巨門 (jù mén), the Dark Gate, is the star of the mouth and of words, so in the Peer Circle it points to friction that runs through talk: misunderstandings, arguments, gossip, or things left unsaid between siblings and peers.
It is not a verdict of bad relationships. Handled well, with things said plainly and doubts aired, the same star can read as honesty and a bond that can take hard conversations. Handled badly, it slides into cold spells and distance, so a reader watches how the room communicates.
Some charts have no major star in the Peer Circle at all. Rather than read an empty room, the tradition borrows the stars sitting in the opposite palace, 奴僕宮 nú pú gōng (Friends), and reads them into the peer bond.
In plain words, an empty Peer Circle often points to siblings who play a smaller part in the story, with the friends and equals you choose for yourself mattering more than the ones you were born beside. It reads as a peer life shaped by the wider circle, so the opposite palace and the court carry more of the weight.
In Chinese thought the bond between siblings is not a minor one. It sits among the relationships a life is built on, and the palace name carries that weight.

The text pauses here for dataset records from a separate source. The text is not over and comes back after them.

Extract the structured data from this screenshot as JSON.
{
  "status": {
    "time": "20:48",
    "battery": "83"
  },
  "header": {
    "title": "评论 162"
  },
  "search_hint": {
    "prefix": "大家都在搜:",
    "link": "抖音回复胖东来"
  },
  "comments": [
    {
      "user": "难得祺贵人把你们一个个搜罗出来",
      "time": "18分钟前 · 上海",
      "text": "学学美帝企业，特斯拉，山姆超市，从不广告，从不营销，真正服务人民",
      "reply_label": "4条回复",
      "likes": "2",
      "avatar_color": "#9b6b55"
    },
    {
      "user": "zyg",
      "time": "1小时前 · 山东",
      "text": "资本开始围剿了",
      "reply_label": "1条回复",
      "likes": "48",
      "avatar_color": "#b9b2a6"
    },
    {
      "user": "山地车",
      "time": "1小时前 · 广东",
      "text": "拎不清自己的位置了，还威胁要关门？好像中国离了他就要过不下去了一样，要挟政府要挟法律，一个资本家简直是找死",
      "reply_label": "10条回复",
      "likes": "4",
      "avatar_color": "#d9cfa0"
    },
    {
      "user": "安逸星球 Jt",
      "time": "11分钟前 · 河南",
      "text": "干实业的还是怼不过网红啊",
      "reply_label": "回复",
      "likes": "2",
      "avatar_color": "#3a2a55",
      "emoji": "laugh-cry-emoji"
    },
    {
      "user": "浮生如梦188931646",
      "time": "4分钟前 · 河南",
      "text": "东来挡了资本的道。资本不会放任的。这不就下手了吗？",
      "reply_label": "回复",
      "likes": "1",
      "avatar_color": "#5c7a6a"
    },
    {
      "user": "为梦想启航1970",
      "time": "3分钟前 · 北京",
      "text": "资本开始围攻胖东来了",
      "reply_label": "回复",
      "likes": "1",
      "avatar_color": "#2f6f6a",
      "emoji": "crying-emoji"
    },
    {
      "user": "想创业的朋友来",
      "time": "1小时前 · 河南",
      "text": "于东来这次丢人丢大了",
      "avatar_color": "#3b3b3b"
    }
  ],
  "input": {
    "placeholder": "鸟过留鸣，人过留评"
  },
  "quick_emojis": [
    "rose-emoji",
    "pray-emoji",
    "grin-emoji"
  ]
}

The whole system, 紫微斗數 zǐ wēi dǒu shù, literally the Purple Star and the Dipper, maps a life onto the layout of an imperial court, so each area of life is given its own room, or 宮 gōng. That siblings get a room of their own, this early in the twelve, tells you how the tradition ranks them.
Classical ethics gives brotherhood a named virtue. Alongside filial respect for parents sits 悌 tì, the respect a younger sibling owes an elder and the care an elder owes a younger. There is also a common saying that brothers are as close as 手足 shǒu zú, hands and feet: parts of one body that act together and cannot easily be replaced. Read that idea onto a chart and this room is asking a plain question, how strong and how willing are the hands and feet a person has beside them.
This is also why the palace reaches past blood siblings so naturally. The word 兄弟 xiōng dì is used in daily speech for close friends and comrades, not only for the children of one's parents, so a Chinese reader hears siblings and trusted equals in the same breath. The Peer Circle keeps that width: it reads the family you were born beside and the friends you chose as one kind of bond, the people who stand level with you.
The Peer Circle is never read alone. Three other rooms are always read with it: the opposite palace and the two triangle partners. Together they make the court, 三方四正 sān fāng sì zhèng. These palace pages are being built; the links point to them.
Once you know which star sits in your Peer Circle, its brightness, and its court, everything on this page becomes a reading of your own siblings and peers rather than a lesson.